Dadeville Pole Announces Facility
Dadeville Pole Co. plans to construct a new $5 million facility to manufacture and distribute power poles at the William Thweatt Industrial Park in Tallapoosa County, Ala., according to the Lake Martin Area Economic Development Alliance.
Dadeville will initially create 12 direct jobs to operate the mill and dry kilns, as well as sustaining and promoting numerous indirect jobs with local wood suppliers and loggers. With construction on the new building beginning in late September, the facility will be in full operation by the end of 2020.
“You can tell that the economic development office surrounds themselves with a great team; they were able to pull all the players to the table, the county engineer’s office, the commissioners, Alabama Power, the city of Dadeville, no matter what our questions were, the EDA team was able to find an answer for us,” says Mark Byal, General Manager, Dadeville Pole.

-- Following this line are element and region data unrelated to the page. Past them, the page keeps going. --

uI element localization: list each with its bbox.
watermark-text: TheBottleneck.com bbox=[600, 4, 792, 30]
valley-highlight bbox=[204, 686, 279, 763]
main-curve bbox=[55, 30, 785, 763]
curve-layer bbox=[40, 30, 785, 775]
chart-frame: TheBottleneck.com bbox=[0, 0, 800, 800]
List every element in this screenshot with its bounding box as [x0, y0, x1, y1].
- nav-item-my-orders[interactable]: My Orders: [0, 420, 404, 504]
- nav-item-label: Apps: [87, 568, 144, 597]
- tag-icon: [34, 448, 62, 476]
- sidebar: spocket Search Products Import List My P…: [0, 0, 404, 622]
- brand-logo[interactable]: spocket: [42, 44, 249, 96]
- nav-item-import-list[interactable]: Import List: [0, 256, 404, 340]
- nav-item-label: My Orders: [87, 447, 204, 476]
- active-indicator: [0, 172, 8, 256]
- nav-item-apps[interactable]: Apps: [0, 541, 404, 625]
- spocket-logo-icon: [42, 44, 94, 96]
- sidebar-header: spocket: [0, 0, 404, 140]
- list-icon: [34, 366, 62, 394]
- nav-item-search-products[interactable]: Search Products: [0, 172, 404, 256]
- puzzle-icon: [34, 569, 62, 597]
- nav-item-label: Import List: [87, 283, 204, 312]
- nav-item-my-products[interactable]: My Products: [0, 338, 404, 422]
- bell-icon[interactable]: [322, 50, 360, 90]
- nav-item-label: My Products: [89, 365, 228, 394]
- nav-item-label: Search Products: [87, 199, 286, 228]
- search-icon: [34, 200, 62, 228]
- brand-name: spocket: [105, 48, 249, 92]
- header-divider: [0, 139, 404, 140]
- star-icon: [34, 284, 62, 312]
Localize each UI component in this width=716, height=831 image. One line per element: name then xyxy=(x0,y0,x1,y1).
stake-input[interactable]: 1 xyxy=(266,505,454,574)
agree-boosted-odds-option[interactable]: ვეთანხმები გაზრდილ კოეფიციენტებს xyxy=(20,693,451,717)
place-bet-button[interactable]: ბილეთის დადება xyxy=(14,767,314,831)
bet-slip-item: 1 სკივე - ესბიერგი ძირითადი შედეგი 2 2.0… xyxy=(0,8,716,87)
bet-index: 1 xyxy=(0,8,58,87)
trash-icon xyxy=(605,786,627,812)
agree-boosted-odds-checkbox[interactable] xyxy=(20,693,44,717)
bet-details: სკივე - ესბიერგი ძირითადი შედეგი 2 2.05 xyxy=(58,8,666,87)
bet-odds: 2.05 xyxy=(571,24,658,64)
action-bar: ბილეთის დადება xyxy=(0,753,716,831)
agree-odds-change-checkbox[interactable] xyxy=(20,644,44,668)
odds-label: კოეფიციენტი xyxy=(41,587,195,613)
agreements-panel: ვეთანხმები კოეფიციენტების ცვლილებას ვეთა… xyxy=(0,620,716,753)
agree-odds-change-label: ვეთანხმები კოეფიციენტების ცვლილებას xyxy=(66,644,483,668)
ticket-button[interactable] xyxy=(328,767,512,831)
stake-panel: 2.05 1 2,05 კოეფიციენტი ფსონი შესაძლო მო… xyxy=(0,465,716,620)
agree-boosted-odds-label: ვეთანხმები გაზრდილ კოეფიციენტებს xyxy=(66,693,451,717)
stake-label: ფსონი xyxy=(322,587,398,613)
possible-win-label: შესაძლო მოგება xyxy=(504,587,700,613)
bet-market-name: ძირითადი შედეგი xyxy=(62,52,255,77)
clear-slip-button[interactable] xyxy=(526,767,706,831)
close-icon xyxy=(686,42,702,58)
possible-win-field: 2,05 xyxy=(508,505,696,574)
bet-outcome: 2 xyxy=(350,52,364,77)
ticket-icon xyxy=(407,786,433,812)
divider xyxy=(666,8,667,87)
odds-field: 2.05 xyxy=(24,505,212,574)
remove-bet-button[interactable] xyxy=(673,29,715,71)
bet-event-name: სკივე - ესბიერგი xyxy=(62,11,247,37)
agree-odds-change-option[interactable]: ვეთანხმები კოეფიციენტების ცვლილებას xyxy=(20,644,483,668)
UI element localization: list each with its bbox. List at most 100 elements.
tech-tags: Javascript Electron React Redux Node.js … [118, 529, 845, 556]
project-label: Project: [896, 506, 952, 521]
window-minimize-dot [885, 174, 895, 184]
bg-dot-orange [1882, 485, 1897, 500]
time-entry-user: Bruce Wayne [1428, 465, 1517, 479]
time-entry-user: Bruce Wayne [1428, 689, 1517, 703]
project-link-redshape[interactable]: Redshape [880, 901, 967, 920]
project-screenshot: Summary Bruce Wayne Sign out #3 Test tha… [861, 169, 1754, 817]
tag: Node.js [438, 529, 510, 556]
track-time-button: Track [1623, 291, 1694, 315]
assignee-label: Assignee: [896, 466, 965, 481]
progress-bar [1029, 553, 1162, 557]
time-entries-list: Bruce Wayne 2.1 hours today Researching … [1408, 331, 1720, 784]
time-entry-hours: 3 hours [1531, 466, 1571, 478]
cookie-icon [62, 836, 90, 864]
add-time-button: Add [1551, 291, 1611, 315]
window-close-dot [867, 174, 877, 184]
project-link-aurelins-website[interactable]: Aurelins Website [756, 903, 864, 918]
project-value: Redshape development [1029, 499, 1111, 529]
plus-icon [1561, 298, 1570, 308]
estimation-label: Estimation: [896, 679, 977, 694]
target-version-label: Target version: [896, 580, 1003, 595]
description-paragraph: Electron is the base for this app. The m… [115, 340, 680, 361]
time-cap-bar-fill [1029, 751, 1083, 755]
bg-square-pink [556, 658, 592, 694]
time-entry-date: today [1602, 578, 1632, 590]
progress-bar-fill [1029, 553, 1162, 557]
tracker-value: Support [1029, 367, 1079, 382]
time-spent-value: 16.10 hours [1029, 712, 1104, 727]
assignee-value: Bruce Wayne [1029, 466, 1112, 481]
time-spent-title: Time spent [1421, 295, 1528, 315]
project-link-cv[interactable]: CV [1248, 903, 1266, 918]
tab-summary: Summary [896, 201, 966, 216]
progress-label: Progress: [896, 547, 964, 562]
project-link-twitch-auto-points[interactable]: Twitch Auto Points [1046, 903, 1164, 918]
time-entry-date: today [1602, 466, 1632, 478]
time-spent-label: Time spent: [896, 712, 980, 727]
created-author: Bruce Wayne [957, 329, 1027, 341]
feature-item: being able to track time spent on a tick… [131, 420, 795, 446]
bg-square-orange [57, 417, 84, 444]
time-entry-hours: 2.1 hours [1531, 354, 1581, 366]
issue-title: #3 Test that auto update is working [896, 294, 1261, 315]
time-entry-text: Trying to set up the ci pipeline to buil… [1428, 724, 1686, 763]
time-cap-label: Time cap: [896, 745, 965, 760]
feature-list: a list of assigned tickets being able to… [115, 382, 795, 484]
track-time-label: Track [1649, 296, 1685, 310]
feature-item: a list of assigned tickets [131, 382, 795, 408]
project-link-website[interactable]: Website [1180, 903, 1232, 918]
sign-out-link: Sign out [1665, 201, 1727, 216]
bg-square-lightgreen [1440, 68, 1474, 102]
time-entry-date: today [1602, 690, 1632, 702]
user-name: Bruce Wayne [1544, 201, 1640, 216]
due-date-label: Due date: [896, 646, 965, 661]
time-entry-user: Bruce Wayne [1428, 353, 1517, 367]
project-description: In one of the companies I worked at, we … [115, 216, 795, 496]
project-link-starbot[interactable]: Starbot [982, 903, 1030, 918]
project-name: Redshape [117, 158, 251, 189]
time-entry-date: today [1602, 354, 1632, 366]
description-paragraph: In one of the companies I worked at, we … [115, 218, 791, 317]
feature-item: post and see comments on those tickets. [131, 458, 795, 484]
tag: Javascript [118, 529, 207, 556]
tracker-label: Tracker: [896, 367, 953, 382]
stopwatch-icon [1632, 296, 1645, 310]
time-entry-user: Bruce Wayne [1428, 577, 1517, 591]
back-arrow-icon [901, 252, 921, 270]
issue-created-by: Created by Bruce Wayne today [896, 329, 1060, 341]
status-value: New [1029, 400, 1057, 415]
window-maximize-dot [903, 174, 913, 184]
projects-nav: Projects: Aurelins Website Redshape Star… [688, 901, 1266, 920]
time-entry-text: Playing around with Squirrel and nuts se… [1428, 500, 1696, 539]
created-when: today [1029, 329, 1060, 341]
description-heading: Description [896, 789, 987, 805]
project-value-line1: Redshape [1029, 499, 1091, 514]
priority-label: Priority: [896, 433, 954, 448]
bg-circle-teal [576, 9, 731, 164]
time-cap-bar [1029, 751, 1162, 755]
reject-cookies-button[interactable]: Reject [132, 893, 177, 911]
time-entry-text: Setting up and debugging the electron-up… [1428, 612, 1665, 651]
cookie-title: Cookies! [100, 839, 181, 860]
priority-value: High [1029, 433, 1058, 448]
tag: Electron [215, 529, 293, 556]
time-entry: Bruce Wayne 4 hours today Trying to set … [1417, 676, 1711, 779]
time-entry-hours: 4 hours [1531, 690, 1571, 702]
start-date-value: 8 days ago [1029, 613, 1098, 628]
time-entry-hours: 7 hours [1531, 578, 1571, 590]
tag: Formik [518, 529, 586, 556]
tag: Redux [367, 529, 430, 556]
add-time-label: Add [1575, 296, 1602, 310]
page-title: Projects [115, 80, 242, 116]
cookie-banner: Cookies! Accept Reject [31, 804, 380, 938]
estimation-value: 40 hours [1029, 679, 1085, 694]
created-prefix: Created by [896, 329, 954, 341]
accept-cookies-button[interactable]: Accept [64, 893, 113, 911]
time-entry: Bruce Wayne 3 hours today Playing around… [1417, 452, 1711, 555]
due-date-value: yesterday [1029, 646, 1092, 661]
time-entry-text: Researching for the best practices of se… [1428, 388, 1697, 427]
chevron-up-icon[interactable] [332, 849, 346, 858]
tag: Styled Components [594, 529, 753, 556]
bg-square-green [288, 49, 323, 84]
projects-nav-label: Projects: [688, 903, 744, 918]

A subsidiary of Alabama-based Ziebach & Webb Timber Co., the company signed an agreement to acquire 23 acres in the Thweatt Industrial Park.
Enviva Reports On New Projects
Enviva reports that civil work continues at the new wood pellet production plant project in Luce dale, Miss. and at the new deepwater marine terminal in Pasca goula, Miss. Enviva expects the construction of the Luce dale plant and the Pascagoula terminal to be completed during mid-year 2021.
Enviva also reports it expects to make a final decision on developing a new wood pellet production plant in Epes, Ala. around the end of this year. The company continues to evaluate additional sites for wood pellet production plants in Alabama
CORE Carbon May Benefit Landowners
Finite Carbon, a developer and supplier of forest carbon offsets, announced it will launch the first web-based global platform that enables small landowners to access the carbon offset market.
The platform, known as CORE Carbon, will make it possible for millions of small landowners to generate new annual income through long-term commitments to good stewardship, helping to sustain the legacy of their land for future generations, according to Finite Carbon.
When CORE Carbon launches in late 2020, landowners will be able to get a real-time value assessment of how much income their forestland could generate in the voluntary carbon market. If the landowner chooses to enroll their property, they will lock in multiyear payments for the resulting carbon offsets from buyers seeking to offset carbon emissions. There is no cost to landowners to use CORE Carbon. Visit finitecarbon.com.
Tragic Accident Claimed Sisk
Jacob Clifton Sisk, 44, of Leon, Va. lost his life in a logging accident on Monday, September 21, 2020. Born on September 27, 1975 to Johnny Lee Sisk and Janet Marie Jenkins Sisk, Jacob was a deacon and member of Thoroughfare Bible Church. He loved God and his family. Jacob enjoyed cutting timber, hunting, and riding horses with family and friends. In addition to his parents, he is survived by his wife, Mandy Shairee Rankin Sisk; son, Daniel Emery Sisk; three daughters, Ashley Marie Sisk, Lindsey Elizabeth Sisk, and Emily Brooklyn Sisk; brother, Virgil Sisk and his wife Vickie; Mandy's parents, Fred and Belinda Rankin; brother-in-law, Marq Rankin and his wife Nicole, and several nieces and nephews. A funeral service was held on Saturday, September 26, one day before what would have been his 45th birthday, at Thoroughfare Bible Church, Leon, Va. with Pastor Neal Warner officiating.